Totally. I have had some awesome tours with him doing his solo thing. I have done a few things with Pearl Jam. I grew up listening to them so I have to pinch myself.
Do you have a favorite festival you have played at so far?
I am still on a high from the Pearl Jam one so I would say that is up there. There is a tiny little festival in New Zealand that is called Camp A Low Hum that is a different concept all together. It is almost like a school camp with a bunch of bands.
How is your following in New Zealand compared to here?
It is a small country so I am probably a lot morewell known in New Zealand. I have been making records for quite a while over there so I like the home crowd. I recently finished a tour in New Zealand before we came over for the Pearl Jam thing.

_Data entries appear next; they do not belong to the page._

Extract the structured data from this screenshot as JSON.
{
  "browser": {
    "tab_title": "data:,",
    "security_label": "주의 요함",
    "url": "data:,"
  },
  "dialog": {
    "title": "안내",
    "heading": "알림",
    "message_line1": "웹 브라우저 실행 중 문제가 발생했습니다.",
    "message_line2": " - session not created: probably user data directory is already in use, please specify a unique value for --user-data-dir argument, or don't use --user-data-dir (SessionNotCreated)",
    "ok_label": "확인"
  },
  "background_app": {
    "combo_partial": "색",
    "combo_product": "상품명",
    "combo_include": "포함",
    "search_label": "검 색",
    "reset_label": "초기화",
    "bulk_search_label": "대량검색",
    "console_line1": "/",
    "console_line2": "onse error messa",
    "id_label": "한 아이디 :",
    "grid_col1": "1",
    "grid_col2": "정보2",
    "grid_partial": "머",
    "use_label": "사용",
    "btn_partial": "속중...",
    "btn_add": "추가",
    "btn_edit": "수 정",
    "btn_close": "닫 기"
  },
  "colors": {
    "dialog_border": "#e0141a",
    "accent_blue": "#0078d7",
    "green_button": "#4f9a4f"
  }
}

I heard you had some problems with the hurricane.
Yes, because we have been based out of New York and itching to get home. All of sudden Irene comes in and cancels our flights. It is frustrating but you can’t mess with Mother Nature.
I’m glad you are safe. You have been touring with your dad Neil Finn since you were very young. What was it like growing up around bands?

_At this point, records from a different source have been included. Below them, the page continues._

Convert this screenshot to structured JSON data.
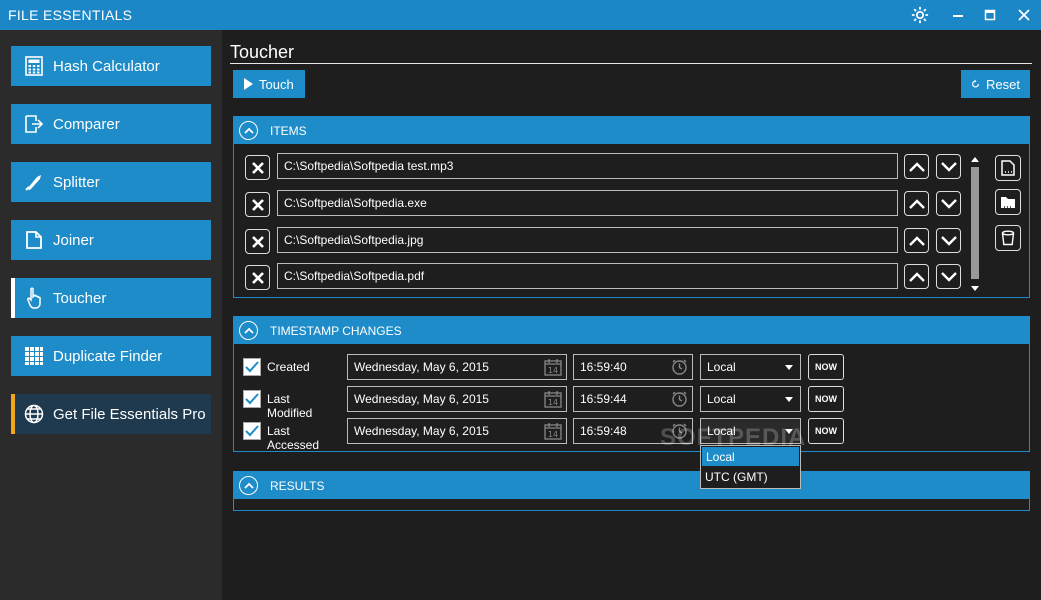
{
  "app": {
    "title": "FILE ESSENTIALS"
  },
  "window_controls": {
    "settings": "gear-icon",
    "minimize": "minimize-icon",
    "maximize": "maximize-icon",
    "close": "close-icon"
  },
  "sidebar": {
    "items": [
      {
        "label": "Hash Calculator",
        "icon": "calculator-icon"
      },
      {
        "label": "Comparer",
        "icon": "compare-icon"
      },
      {
        "label": "Splitter",
        "icon": "knife-icon"
      },
      {
        "label": "Joiner",
        "icon": "document-icon"
      },
      {
        "label": "Touch er",
        "icon": "hand-pointer-icon"
      },
      {
        "label": "Duplicate Finder",
        "icon": "grid-icon"
      },
      {
        "label": "Get File Essentials Pro",
        "icon": "globe-icon"
      }
    ],
    "active_index": 4,
    "active_marker_color": "#ffffff",
    "pro_marker_color": "#f0a818"
  },
  "main": {
    "page_title": "Toucher",
    "touch_label": "Touch",
    "reset_label": "Reset"
  },
  "items_panel": {
    "header": "ITEMS",
    "rows": [
      {
        "path": "C:\\Softpedia\\Softpedia test.mp3"
      },
      {
        "path": "C:\\Softpedia\\Softpedia.exe"
      },
      {
        "path": "C:\\Softpedia\\Softpedia.jpg"
      },
      {
        "path": "C:\\Softpedia\\Softpedia.pdf"
      }
    ]
  },
  "timestamp_panel": {
    "header": "TIMESTAMP CHANGES",
    "rows": [
      {
        "label": "Created",
        "checked": true,
        "date": "Wednesday, May 6, 2015",
        "time": "16:59:40",
        "timezone": "Local",
        "now_label": "NOW"
      },
      {
        "label": "Last Modified",
        "checked": true,
        "date": "Wednesday, May 6, 2015",
        "time": "16:59:44",
        "timezone": "Local",
        "now_label": "NOW"
      },
      {
        "label": "Last Accessed",
        "checked": true,
        "date": "Wednesday, May 6, 2015",
        "time": "16:59:48",
        "timezone": "Local",
        "now_label": "NOW"
      }
    ],
    "calendar_day": "14",
    "timezone_options": [
      "Local",
      "UTC (GMT)"
    ],
    "selected_option_index": 0
  },
  "results_panel": {
    "header": "RESULTS"
  },
  "watermark": "SOFTPEDIA",
  "colors": {
    "accent": "#1e8cc8",
    "titlebar": "#1b87c6",
    "sidebar_bg": "#2b2b2b",
    "main_bg": "#1e1e1e"
  }
}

It was an amazing way to grow up. I was lucky to have really great parents that made sure we grew up with manners. I was around adults so much it was probably a different life for a kid. I loved it but addicted to the nomadic lifestyle. I don’t have anything to compare it to because it seemed normal to me as a kid. Now I look back I think how comfortable I feel around rock shows.
You jam on the drums but what other instruments do you play?
The drums were my first instrument. I was pretty passionate about them from a young age. When you are young you smack things. I like to try anything to be honest. I wound up playing most of the instruments on my record. It is easier to do it yourself sometimes because I am sort of a control freak. I play all the traditional instruments from guitar, bass to drums. I play the piano and keys but live I like to exercise the theremin. I couldn’t really claim that I am good at it. It is a noisemaker.
It is an unusual instrument to play.
Yeah, I use it for dramatic effect I think. It is used for beautiful melodies that sound like a woman singing. For me it is more like space noises.
Tell our readers about your song “The Struggle.”
That song came about in some ways without me realizing because it is about the struggle of writing songs or follow your gut. I was trying to take a day off from being serious about music. I felt I was so worked up about writing this record that I forgot what I enjoyed about it. My girlfriend said to just knock around for a day. It turned into what became “The Struggle.” It turned out very natural and fun to listen to. I didn’t have to really concentrate on it. I had a weird dream at that time where Julian Sands sold my soul to the devil.
The “Cold Feet” video looked like it was fun to make.
I made that in Manchester and shot it in a day. I put it up on Twitter because I couldn’t find a suitable director to make the video for that song. When I put it out there I had a bunch of people respond. This guy wrote a treatment and I liked the Antarctic theme. It was good fun but the fake snow really got in my throat when I was trying to sing.
When did you last play in Chicago?
It was in April. We started the year in the states on tour for FOMO. We wanted to get good as a band. This is the first time I am touring in a full band.
Are you playing the loop pedal with this show?
Yes, but it is not the crux of the show like it used to be. I still use it. It is almost like having two bands really. It is like having a band on top of band.
Will you ever shave off the beard?
I did a little while ago but it freaked me out so much. Every once in a while you have to do it to see your face again. My mom wouldn’t look me in the eye. That is a sign. She thought I was someone else. She thought I had gone back in time to being a baby again.
What did you think of the whole Pajama Club project?
I love it. I thought it would be a cute thing to do with the empty nest but then I heard the music and it blew me away.